A more recent example might be Mitt Romney’s famous complaint about why airplane passenger windows don’t open, which he later explained as “a joke.” Romney’s legendarily inappropriate and clunky sense of humor gave me pause at the time, hence the lack of a post about it. It’s possible, I suppose, that Mitt was just ass-covering after the widespread ridicule his remark excited (we had plenty of experience of this during the primaries, if you remember, where Herman Cain’s alleged sense of humor and his insistence that y’all needed to loosen up was used as cover for many an outburst of nonsense). I guess we’ll never know for sure.
You can no doubt come up with your own examples of when you’ve been at least initially taken in by a spoof. If we’re just looking for fun and a morale-boost in the face of the scary prospect of Mitt being within any margin of becoming president, there may not really be a problem with propagating viral stories like the airplane window one, though there may be more productive ways to fill the hours till the election.
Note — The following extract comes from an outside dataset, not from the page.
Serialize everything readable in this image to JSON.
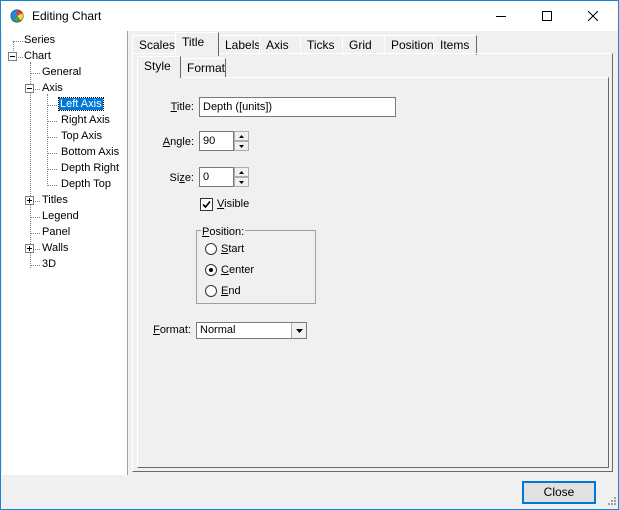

For all his shortcomings, I don’t think Mitt’s totally stupid, so it was less funny to me than a more plausible slip-up might have been, though I did enjoy some of the RW blogs and commenters desperately trying to explain why it was indeed scandalous that airplane windows don’t open, and that Mitt was a genius for pointing this design error out.
But it’s not hard to envisage a time when one of these manifestations of Poe’s Law may bite us severely in the ass, so I’m going to be very wary from now till November, and cross-check any unlikely-sounding “too good not to be true” stories I hear before passing them on. I may still come a cropper, but I’ll try not to make anyone else look like an ass for taking any snark I come up with as Gospel. Unless they’re a Republican, of course, in which case they can take their chances.
For a post talking about snark on a snark blog surrounded by snarky posts, this is all very un-snarky. On with the motley! But doubt and find your own light. Always.
More: On the off chance that anyone’s still in any doubt about Simon’s intentions, he’s now apparently felt driven by the weight of wingnut wrath to add this to the end of his article:
[Author’s note: Jonathan Swift did not really want Irish people to sell their children for food in 1791; George Orwell did not really want the clocks to strike thirteen in 1984; Paul Ryan, I am sure, calls Mitt Romney something more dignified than “Stench” and Microsoft did not invent PowerPoint as a means to euthanize cattle. At least I am pretty sure Microsoft didn’t.]
More more: I’m way behind with my reading because I’ve been busy, so I hadn’t realized that not only were a lot more folks taken in by Simon’s skit than I’d imagined, but there’s now a kerfuffle on Memeorandum about it. Oh well.